Develop a piece of propaganda and deliver it to your intended audience. For this project you will need to develop both a message and a distribution strategy. The message should involve images and text and should use at least one of the tactics indicated below. Your aim is to influence the opinions of people, rather than impartially providing information. You should design the message with your distribution strategy in mind. Think about your audience. What is the best way to reach them? You can use email, mailboxes, cell phones, walls/bulletin boards, etc., etc. You could choose to spoof a form of propaganda that you have found (please share the original with me) or you could develop your own from scratch.
References:
Think Again - activist artists
Propaganda is a specific type of message presentation directly aimed at influencing the opinions of people, rather than impartially providing information.
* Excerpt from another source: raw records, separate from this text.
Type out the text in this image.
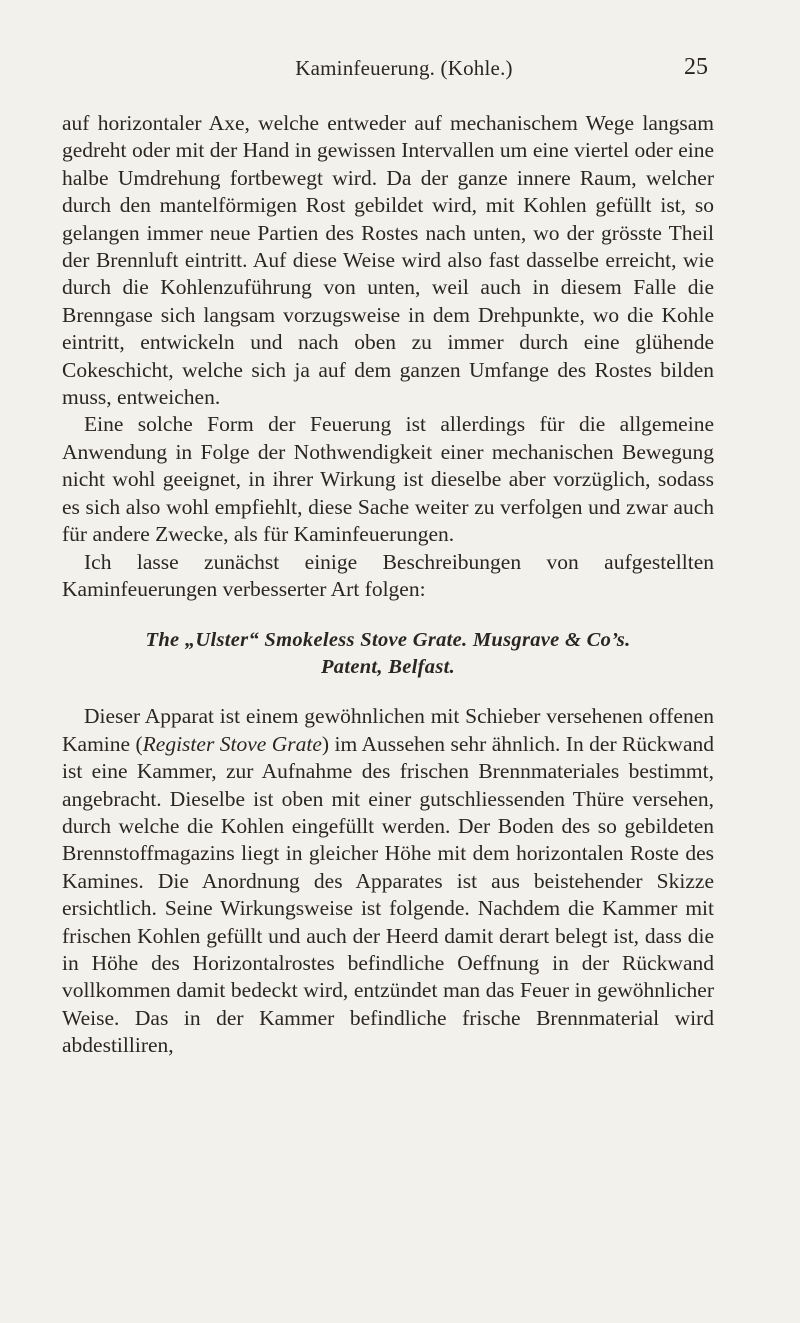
Kaminfeuerung. (Kohle.)	25

auf horizontaler Axe, welche entweder auf mechanischem Wege langsam gedreht oder mit der Hand in gewissen Intervallen um eine viertel oder eine halbe Umdrehung fortbewegt wird. Da der ganze innere Raum, welcher durch den mantelförmigen Rost gebildet wird, mit Kohlen gefüllt ist, so gelangen immer neue Partien des Rostes nach unten, wo der grösste Theil der Brennluft eintritt. Auf diese Weise wird also fast dasselbe erreicht, wie durch die Kohlenzuführung von unten, weil auch in diesem Falle die Brenngase sich langsam vorzugsweise in dem Drehpunkte, wo die Kohle eintritt, entwickeln und nach oben zu immer durch eine glühende Cokeschicht, welche sich ja auf dem ganzen Umfange des Rostes bilden muss, entweichen.

Eine solche Form der Feuerung ist allerdings für die allgemeine Anwendung in Folge der Nothwendigkeit einer mechanischen Bewegung nicht wohl geeignet, in ihrer Wirkung ist dieselbe aber vorzüglich, sodass es sich also wohl empfiehlt, diese Sache weiter zu verfolgen und zwar auch für andere Zwecke, als für Kaminfeuerungen.

Ich lasse zunächst einige Beschreibungen von aufgestellten Kaminfeuerungen verbesserter Art folgen:

The „Ulster“ Smokeless Stove Grate. Musgrave & Co’s.
Patent, Belfast.

Dieser Apparat ist einem gewöhnlichen mit Schieber versehenen offenen Kamine (Register Stove Grate) im Aussehen sehr ähnlich. In der Rückwand ist eine Kammer, zur Aufnahme des frischen Brennmateriales bestimmt, angebracht. Dieselbe ist oben mit einer gutschliessenden Thüre versehen, durch welche die Kohlen eingefüllt werden. Der Boden des so gebildeten Brennstoffmagazins liegt in gleicher Höhe mit dem horizontalen Roste des Kamines. Die Anordnung des Apparates ist aus beistehender Skizze ersichtlich. Seine Wirkungsweise ist folgende. Nachdem die Kammer mit frischen Kohlen gefüllt und auch der Heerd damit derart belegt ist, dass die in Höhe des Horizontalrostes befindliche Oeffnung in der Rückwand vollkommen damit bedeckt wird, entzündet man das Feuer in gewöhnlicher Weise. Das in der Kammer befindliche frische Brennmaterial wird abdestilliren,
You could view advertising as a form of propaganda whereby a company tries to convince a certain demographic to buy their product. The government and other groups use propaganda to encourage/discourage types of behavior (stop smoking, wear seatbelts, be Jewish). Perhaps the most powerful forms of propaganda come in times of war where it is used to created hatred towards a supposed enemy or to try and undermine the enemy's resolve. Propaganda uses various tactics:
WORD GAMES
Name-calling - The use of names when referring to groups or individuals (usually negative) - commie, fascist, pig, yuppy
Glittering generalities - The use of adjectives to describe in a positive way - Makes the product, event, person sound better then they are.
Euphemisms - Using language that attempts to pacify the audience in order to make an unpleasant reality more palatable. During wartime, civilian casualties are referred to as "collateral damage," and the word "liquidation" is used as a synonym for "murder."
FALSE CONNECTIONS
Transfer - A device by which the propagandist carries over the authority, sanction, and prestige of something we respect and revere to something he would have us accept.
Testimonial - The use of an important person to testify to the importance of the product, event, or person even if that person may not be an expert in the matter.
SPECIAL APPEALS
Plain Folks - The use of common language "Normal Folk" to describe the product, event or person to make it seem as if its already been accepted by the masses.
Bandwagon - The use of "Everybody's doing it" so you should to.
Fear - By playing on the audience's deep-seated fears, practitioners of this technique hope to redirect attention away from the merits of a particular proposal and toward steps that can be taken to reduce the fear.